The CoDeepNEAT method for evolving modular deep learning architectures is the starting point for CMSR (Coevolution of Modules and Shared Routing), described in Paper 1. Like CoDeepNEAT, CMSR consists of two coevolutionary processes: (1) evolution of modules, i.e. compact deep learning network structures that consist of multiple different layers and pathways, and (2) evolution of network blueprints, i.e. graphs that indicate which modules are used where in the full network. The modules are evolved in separate subpopulations, and each node in the blueprint genotype points to one module subpopulation. The actual network is formed by placing the appropriate modules into each node in the blueprint. In CMSR, each node in the blueprint further has a flag that indicates whether node should be shared or not.
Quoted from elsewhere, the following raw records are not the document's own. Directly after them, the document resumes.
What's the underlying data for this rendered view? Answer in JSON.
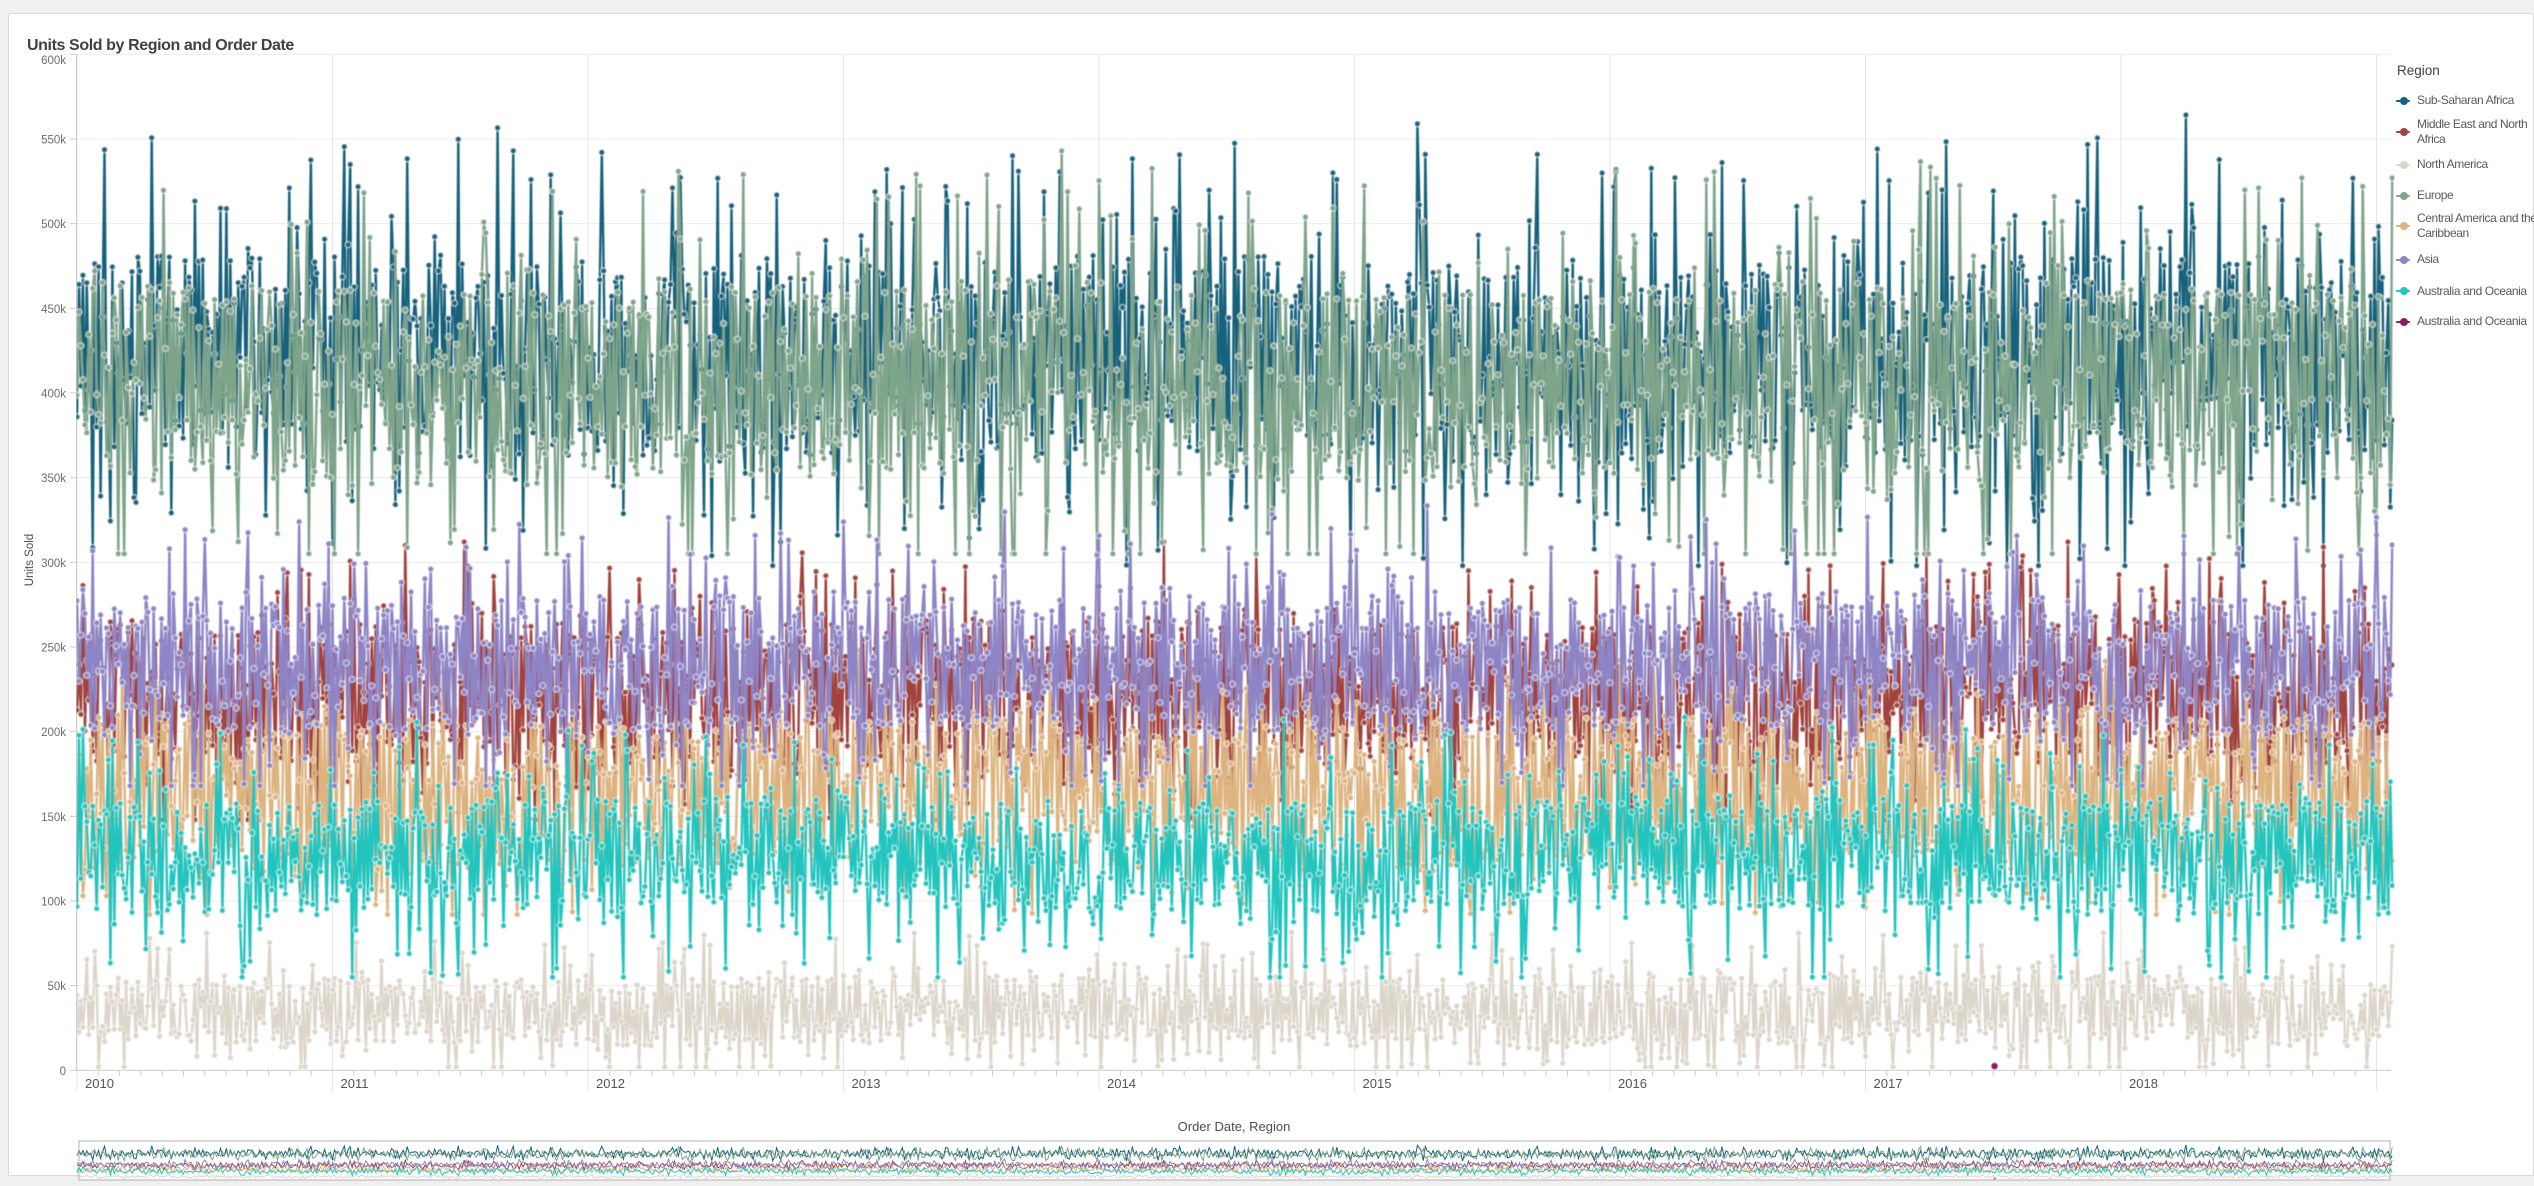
{
  "title": "Units Sold by Region and Order Date",
  "y_axis": {
    "title": "Units Sold",
    "tick_labels": [
      "0",
      "50k",
      "100k",
      "150k",
      "200k",
      "250k",
      "300k",
      "350k",
      "400k",
      "450k",
      "500k",
      "550k",
      "600k"
    ],
    "min": 0,
    "max": 600000,
    "step": 50000
  },
  "x_axis": {
    "title": "Order Date, Region",
    "tick_labels": [
      "2010",
      "2011",
      "2012",
      "2013",
      "2014",
      "2015",
      "2016",
      "2017",
      "2018"
    ],
    "start_year": 2010,
    "end_year": 2019,
    "minor_ticks_per_year": 12
  },
  "legend": {
    "title": "Region",
    "items": [
      {
        "label": "Sub-Saharan Africa",
        "lines": [
          "Sub-Saharan Africa"
        ],
        "color": "#14627b"
      },
      {
        "label": "Middle East and North Africa",
        "lines": [
          "Middle East and North",
          "Africa"
        ],
        "color": "#a2423d"
      },
      {
        "label": "North America",
        "lines": [
          "North America"
        ],
        "color": "#dcd6ca"
      },
      {
        "label": "Europe",
        "lines": [
          "Europe"
        ],
        "color": "#7ea48a"
      },
      {
        "label": "Central America and the Caribbean",
        "lines": [
          "Central America and the",
          "Caribbean"
        ],
        "color": "#ddb480"
      },
      {
        "label": "Asia",
        "lines": [
          "Asia"
        ],
        "color": "#8d85c6"
      },
      {
        "label": "Australia and Oceania",
        "lines": [
          "Australia and Oceania"
        ],
        "color": "#20c5be"
      },
      {
        "label": "Australia and Oceania",
        "lines": [
          "Australia and Oceania"
        ],
        "color": "#8a1e60"
      }
    ]
  },
  "chart_data": {
    "type": "line",
    "title": "Units Sold by Region and Order Date",
    "xlabel": "Order Date, Region",
    "ylabel": "Units Sold",
    "ylim": [
      0,
      600000
    ],
    "xlim_years": [
      2010,
      2019.06
    ],
    "x_unit": "weekly order dates, 2010 through 2018",
    "grid": true,
    "legend_position": "right",
    "marker": "dot",
    "series": [
      {
        "name": "Sub-Saharan Africa",
        "color": "#14627b",
        "points_per_year": 130,
        "mean": 419000,
        "core_spread": 59000,
        "core_band": [
          358000,
          476000
        ],
        "extremes": [
          298000,
          578000
        ],
        "tail": 86000,
        "p_tail": 0.25,
        "seed": 101
      },
      {
        "name": "Middle East and North Africa",
        "color": "#a2423d",
        "points_per_year": 130,
        "mean": 222000,
        "core_spread": 43000,
        "core_band": [
          179000,
          265000
        ],
        "extremes": [
          148000,
          312000
        ],
        "tail": 52000,
        "p_tail": 0.26,
        "seed": 202
      },
      {
        "name": "North America",
        "color": "#dcd6ca",
        "points_per_year": 130,
        "mean": 35000,
        "core_spread": 20000,
        "core_band": [
          15000,
          55000
        ],
        "extremes": [
          2000,
          88000
        ],
        "tail": 30000,
        "p_tail": 0.26,
        "seed": 303
      },
      {
        "name": "Europe",
        "color": "#7ea48a",
        "points_per_year": 130,
        "mean": 406000,
        "core_spread": 57000,
        "core_band": [
          351000,
          465000
        ],
        "extremes": [
          305000,
          556000
        ],
        "tail": 82000,
        "p_tail": 0.25,
        "seed": 404
      },
      {
        "name": "Central America and the Caribbean",
        "color": "#ddb480",
        "points_per_year": 130,
        "mean": 165000,
        "core_spread": 45000,
        "core_band": [
          120000,
          210000
        ],
        "extremes": [
          92000,
          248000
        ],
        "tail": 42000,
        "p_tail": 0.24,
        "seed": 505
      },
      {
        "name": "Asia",
        "color": "#8d85c6",
        "points_per_year": 130,
        "mean": 240000,
        "core_spread": 40000,
        "core_band": [
          200000,
          280000
        ],
        "extremes": [
          168000,
          348000
        ],
        "tail": 58000,
        "p_tail": 0.26,
        "seed": 606
      },
      {
        "name": "Australia and Oceania",
        "color": "#20c5be",
        "points_per_year": 130,
        "mean": 127000,
        "core_spread": 33000,
        "core_band": [
          94000,
          160000
        ],
        "extremes": [
          55000,
          212000
        ],
        "tail": 54000,
        "p_tail": 0.26,
        "seed": 707
      }
    ],
    "isolated_points": [
      {
        "name": "Australia and Oceania",
        "color": "#8a1e60",
        "year": 2017.505,
        "value": 2500
      }
    ]
  },
  "navigator": {
    "purpose": "range overview of full 2010-2018 period, all regions"
  },
  "colors": {
    "page_bg": "#f0f0f0",
    "panel_bg": "#ffffff",
    "panel_border": "#d9d9d9",
    "grid_h": "#ececec",
    "grid_v": "#e6e6e6",
    "axis_line": "#cccccc",
    "y_tick_label": "#6e6e6e",
    "x_tick_label": "#545454",
    "axis_title": "#4d4d4d",
    "title": "#404040",
    "legend_title": "#404040",
    "legend_text": "#595959",
    "nav_border": "#b0b0b0"
  }
}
If two nodes point at the same subpopulation and if both nodes have the sharing flag turned on, then the two modules are constrained to share weights; otherwise they learn different weights. The same full network is trained with gradient descent to perform all tasks; it has a separate dense output layer for each task.

The above demo shows how CMSR constructs complex network architectures for the Omniglot multi-alphabet character recognition task (see Demo 1.3 for a description of this task). Each frame provides a snapshot for the generation identified on top. The bottom part of the frame shows the best blueprint of that generation on the left and the module architectures that the blueprint utilizes on the right. A node whose respective modules have shared weights are indicated by a dark green color. For simplicity, only a single output layer is shown for each blueprint; in reality, there are 20 output layers (one for each alphabet). The top part shows the classification accuracy of the assembled network across 20 different alphabets. The average fitness across all alphabets is shown in the first bar in grey. Note that due to the stochastic nature of evolution, the fitness does not necessarily improve at every generation. The tasks that improve the most from the previous generation are shown in the purple bars. This display thus indicates which tasks are harder to learn than others: for instance, Tibetian (5th bar from the left) and Gukhmuki (4th bar from the right) have complex shapes which make classification hard. The final networks are very complex: they utilize several different kinds of modules, the modules vary in complexity, they have multiple pathways, and occasional weight sharing. Such structures would be very hard to discover by hand, yet they perform very well across the multiple tasks.